In the first event of a nationwide campaign to win over Tory members in her bid to become prime minister, Mrs May will say that under her leadership the Conservative Party will put itself "at the service" of working people.
Setting out plans to change the way big businesses are governed, Mrs May will say consumers and workers should have places on their boards.
She will also commit to making shareholder votes on corporate pay binding, rather than merely advisory, insisting that support for enterprise does not mean "anything goes" in the City.
Mrs May, who backed a Remain vote in the European Union referendum, will seek to reassure Leave supporters that she will implement the Brexit vote - and make it work for the UK.
She will also emphasise her extensive Government experience in the Cabinet - something her Brexit-supporting rival Andrea Leadsom lacks.
At the event in Birmingham, Mrs May will set out her desire to address inequality and restore trust in politics.
The Home Secretary will acknowledge the criminal justice system treats black people "more harshly" than white counterparts.
She will also say politicians often fail to realise how hard life is for working-class families.
Outlining her plans to reform corporate governance, she will hit out at the way non-executive directors who are supposed to provide oversight of the way firms are run often come from the same "narrow social and professional circles" as the executive team and "the scrutiny they provide is just not good enough".
She will say: "So if I'm prime minister, we're going to change that system - and we're going to have not just consumers represented on company boards, but workers as well."
She will also promise to strengthen "say on pay" rules.
"We're the Conservative Party, and yes we're the party of enterprise, but that does not mean we should be prepared to accept that 'anything goes'.

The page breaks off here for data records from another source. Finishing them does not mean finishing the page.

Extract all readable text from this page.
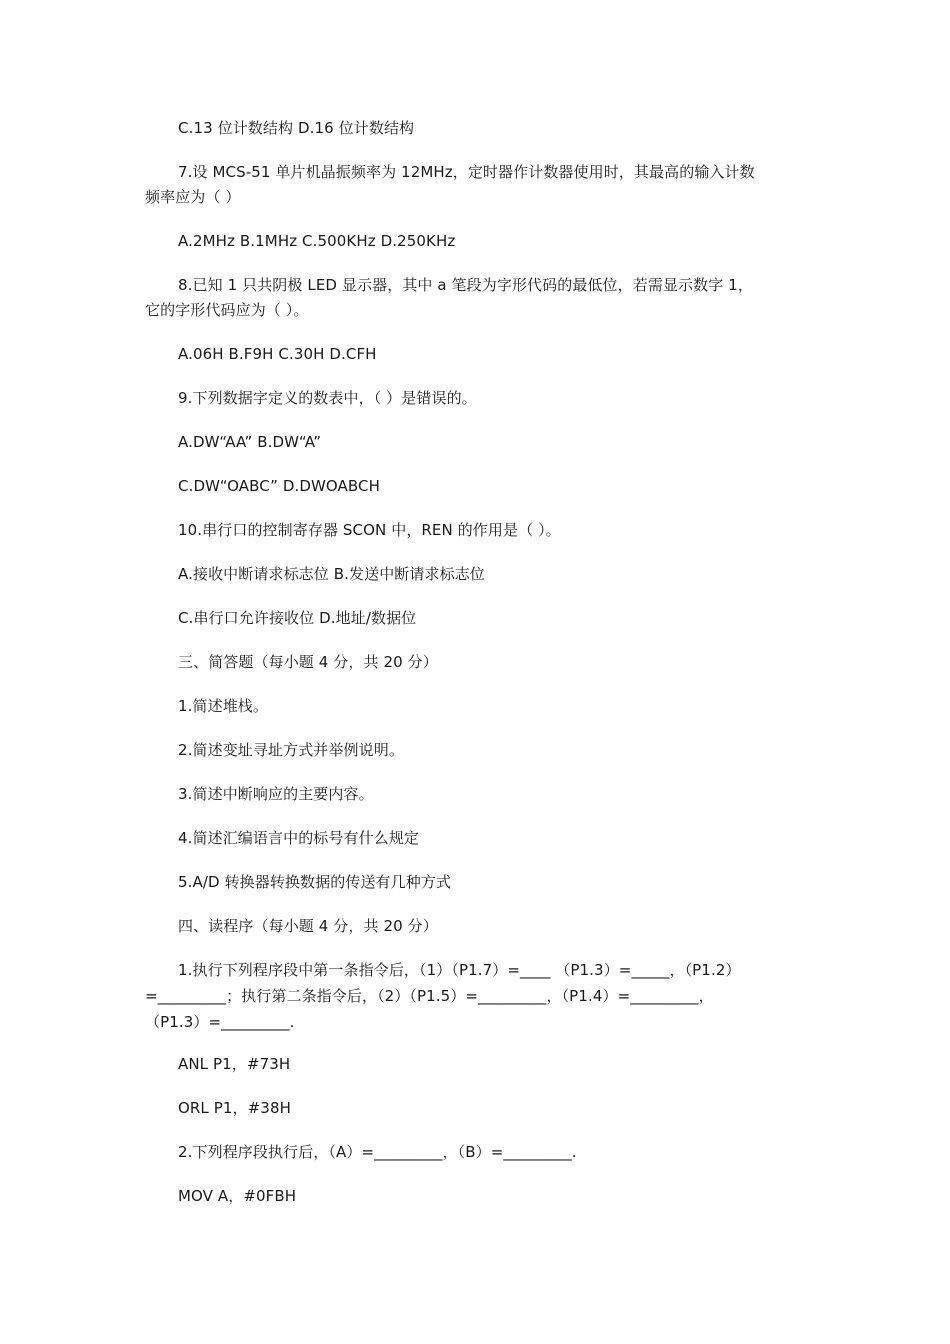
C.13 位计数结构 D.16 位计数结构
7.设 MCS-51 单片机晶振频率为 12MHz，定时器作计数器使用时，其最高的输入计数
频率应为（ ）
A.2MHz B.1MHz C.500KHz D.250KHz
8.已知 1 只共阴极 LED 显示器，其中 a 笔段为字形代码的最低位，若需显示数字 1，
它的字形代码应为（ ）。
A.06H B.F9H C.30H D.CFH
9.下列数据字定义的数表中，（ ）是错误的。
A.DW“AA” B.DW“A”
C.DW“OABC” D.DWOABCH
10.串行口的控制寄存器 SCON 中，REN 的作用是（ ）。
A.接收中断请求标志位 B.发送中断请求标志位
C.串行口允许接收位 D.地址/数据位
三、简答题（每小题 4 分，共 20 分）
1.简述堆栈。
2.简述变址寻址方式并举例说明。
3.简述中断响应的主要内容。
4.简述汇编语言中的标号有什么规定
5.A/D 转换器转换数据的传送有几种方式
四、读程序（每小题 4 分，共 20 分）
1.执行下列程序段中第一条指令后，（1）（P1.7）=____ （P1.3）=_____，（P1.2）
=_________；执行第二条指令后，（2）（P1.5）=_________，（P1.4）=_________，
（P1.3）=_________.
ANL P1，#73H
ORL P1，#38H
2.下列程序段执行后，（A）=_________，（B）=_________.
MOV A，#0FBH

"As part of the changes I want to make to corporate governance, I will make shareholder votes on corporate pay not just advisory but binding."

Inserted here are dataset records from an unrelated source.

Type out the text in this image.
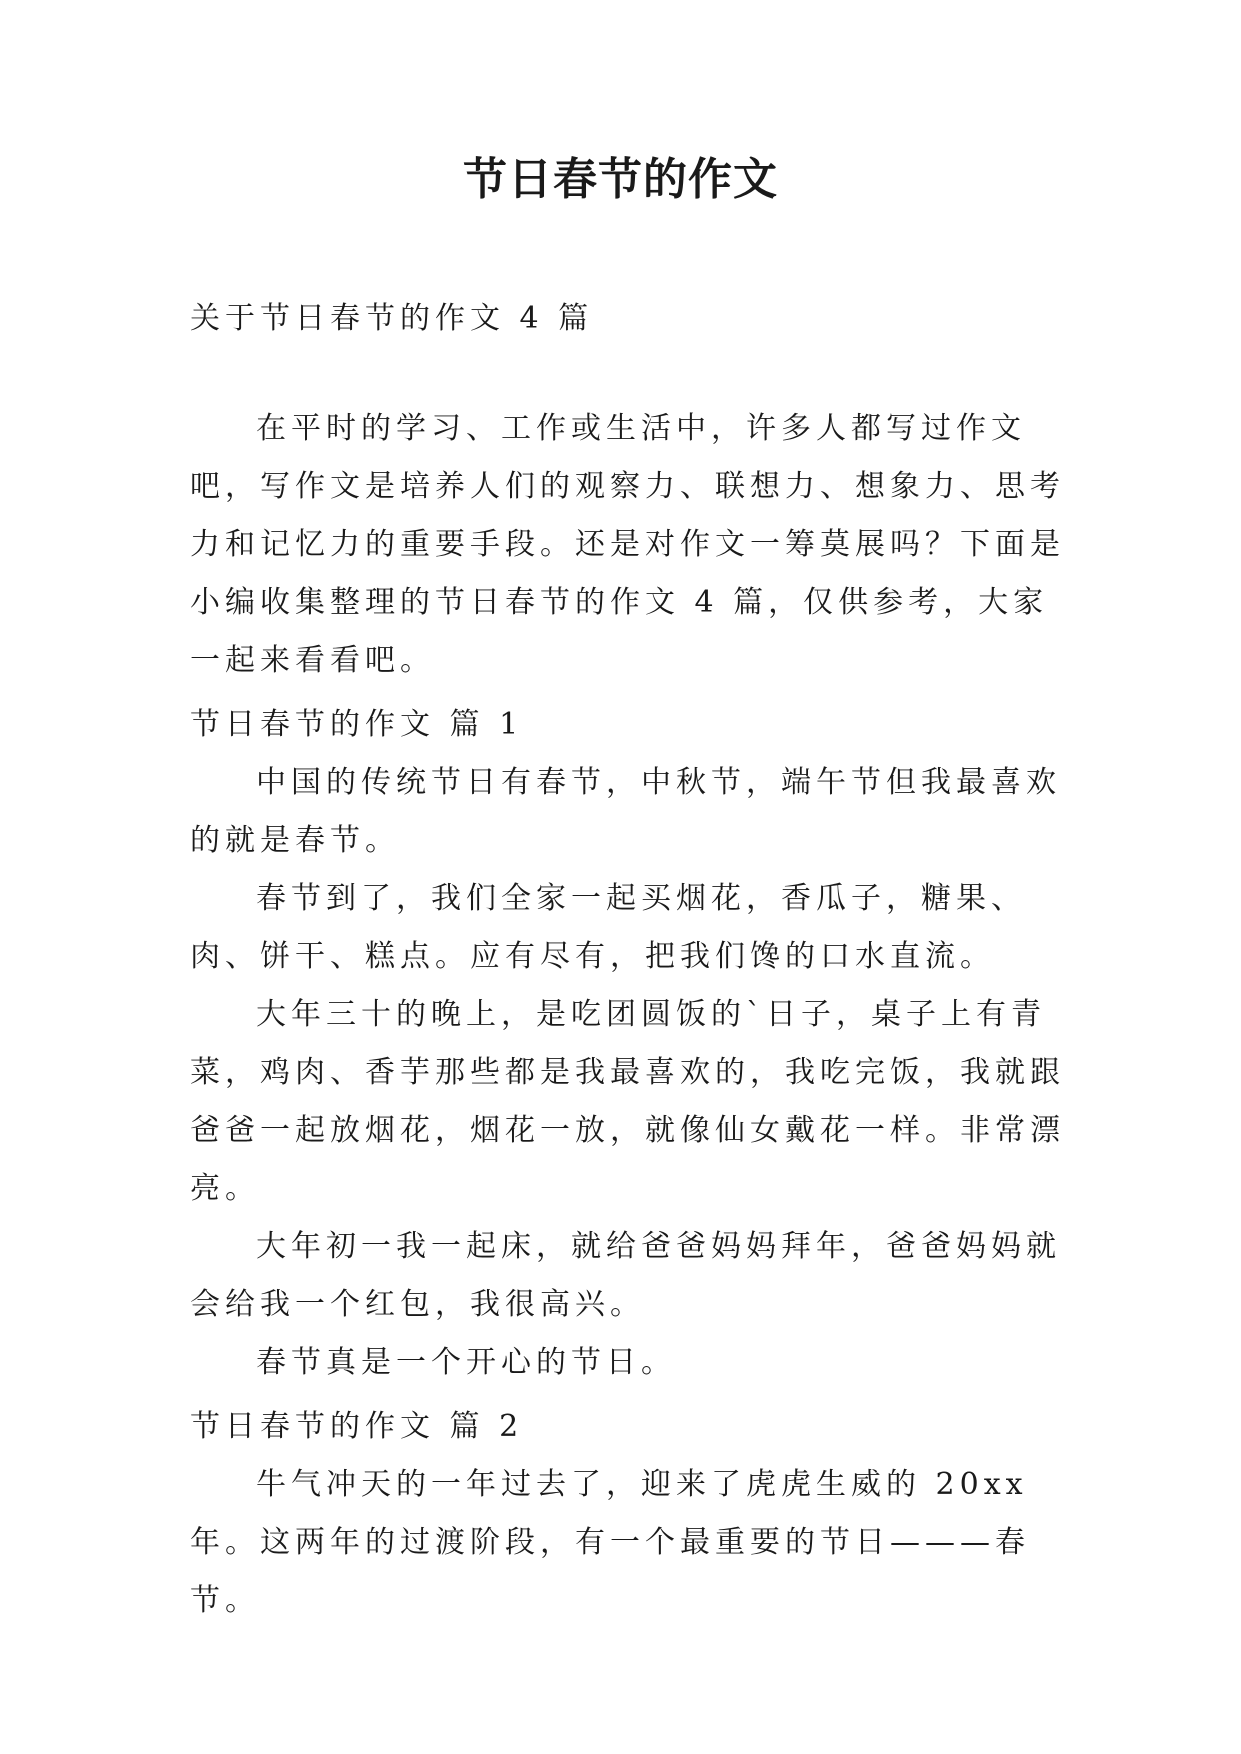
节日春节的作文

关于节日春节的作文 4 篇

在平时的学习、工作或生活中，许多人都写过作文吧，写作文是培养人们的观察力、联想力、想象力、思考力和记忆力的重要手段。还是对作文一筹莫展吗？下面是小编收集整理的节日春节的作文 4 篇，仅供参考，大家一起来看看吧。

节日春节的作文 篇 1

中国的传统节日有春节，中秋节，端午节但我最喜欢的就是春节。

春节到了，我们全家一起买烟花，香瓜子，糖果、肉、饼干、糕点。应有尽有，把我们馋的口水直流。

大年三十的晚上，是吃团圆饭的`日子，桌子上有青菜，鸡肉、香芋那些都是我最喜欢的，我吃完饭，我就跟爸爸一起放烟花，烟花一放，就像仙女戴花一样。非常漂亮。

大年初一我一起床，就给爸爸妈妈拜年，爸爸妈妈就会给我一个红包，我很高兴。

春节真是一个开心的节日。

节日春节的作文 篇 2

牛气冲天的一年过去了，迎来了虎虎生威的 20xx 年。这两年的过渡阶段，有一个最重要的节日———春节。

The coalition government introduced a law forcing companies to hold legally binding votes on future pay policies every three years, on top of the annual non-binding vote on the packages contained in that year's remuneration report.

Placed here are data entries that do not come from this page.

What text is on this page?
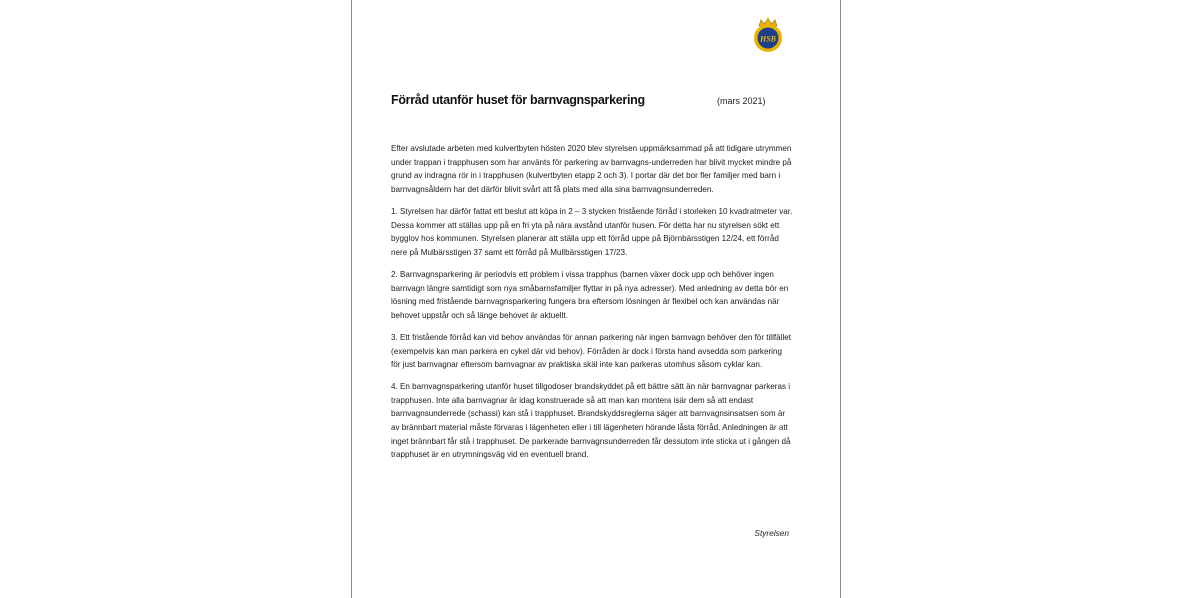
HSB
Förråd utanför huset för barnvagnsparkering	(mars 2021)

Efter avslutade arbeten med kulvertbyten hösten 2020 blev styrelsen uppmärksammad på att tidigare utrymmen under trappan i trapphusen som har använts för parkering av barnvagns-underreden har blivit mycket mindre på grund av indragna rör in i trapphusen (kulvertbyten etapp 2 och 3). I portar där det bor fler familjer med barn i barnvagnsåldern har det därför blivit svårt att få plats med alla sina barnvagnsunderreden.

1. Styrelsen har därför fattat ett beslut att köpa in 2 – 3 stycken fristående förråd i storleken 10 kvadratmeter var. Dessa kommer att ställas upp på en fri yta på nära avstånd utanför husen. För detta har nu styrelsen sökt ett bygglov hos kommunen. Styrelsen planerar att ställa upp ett förråd uppe på Björnbärsstigen 12/24, ett förråd nere på Mulbärsstigen 37 samt ett förråd på Mullbärsstigen 17/23.

2. Barnvagnsparkering är periodvis ett problem i vissa trapphus (barnen växer dock upp och behöver ingen barnvagn längre samtidigt som nya småbarnsfamiljer flyttar in på nya adresser). Med anledning av detta bör en lösning med fristående barnvagnsparkering fungera bra eftersom lösningen är flexibel och kan användas när behovet uppstår och så länge behovet är aktuellt.

3. Ett fristående förråd kan vid behov användas för annan parkering när ingen barnvagn behöver den för tillfället (exempelvis kan man parkera en cykel där vid behov). Förråden är dock i första hand avsedda som parkering för just barnvagnar eftersom barnvagnar av praktiska skäl inte kan parkeras utomhus såsom cyklar kan.

4. En barnvagnsparkering utanför huset tillgodoser brandskyddet på ett bättre sätt än när barnvagnar parkeras i trapphusen. Inte alla barnvagnar är idag konstruerade så att man kan montera isär dem så att endast barnvagnsunderrede (schassi) kan stå i trapphuset. Brandskyddsreglerna säger att barnvagnsinsatsen som är av brännbart material måste förvaras i lägenheten eller i till lägenheten hörande låsta förråd. Anledningen är att inget brännbart får stå i trapphuset. De parkerade barnvagnsunderreden får dessutom inte sticka ut i gången då trapphuset är en utrymningsväg vid en eventuell brand.

Styrelsen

Mrs May's plans would involve binding votes on policy and specific pay packages each year.
She will set out three key planks to her strategy for Number 10: "First, we need a bold, new, positive vision for the future of our country - a vision of a country that works for everyone - not just the privileged few.
"Second, we need to unite our party and our country.
"And third, our country needs strong, proven leadership - to steer us through this time of economic and political uncertainty and to negotiate the best deal for Britain as we leave the European Union and forge a new role for ourselves in the world.
"Brexit means Brexit and we're going to make a success of it."
Outlining some of the social issues she wants to address, Mrs May will say: "Right now, if you're born poor, you will die on average nine years earlier than others.
"If you're black, you're treated more harshly by the criminal justice system than if you're white. If you're a white, working-class boy, you're less likely than anybody else to go to university. If you're at a state school, you're less likely to reach the top professions than if you're educated privately.
"If you're a woman, you still earn less than a man. If you suffer from mental health problems, there's too often not enough help to hand. If you're young, you'll find it harder than ever before to own your own home."
She will say that "fighting these injustices is not enough", and add: "If you're from a working-class family, life is just much harder than many people in politics realise."
Mrs May will say: "These are the reasons why, under my leadership, the Conservative Party will put itself - completely, absolutely, unequivocally - at the service of working people."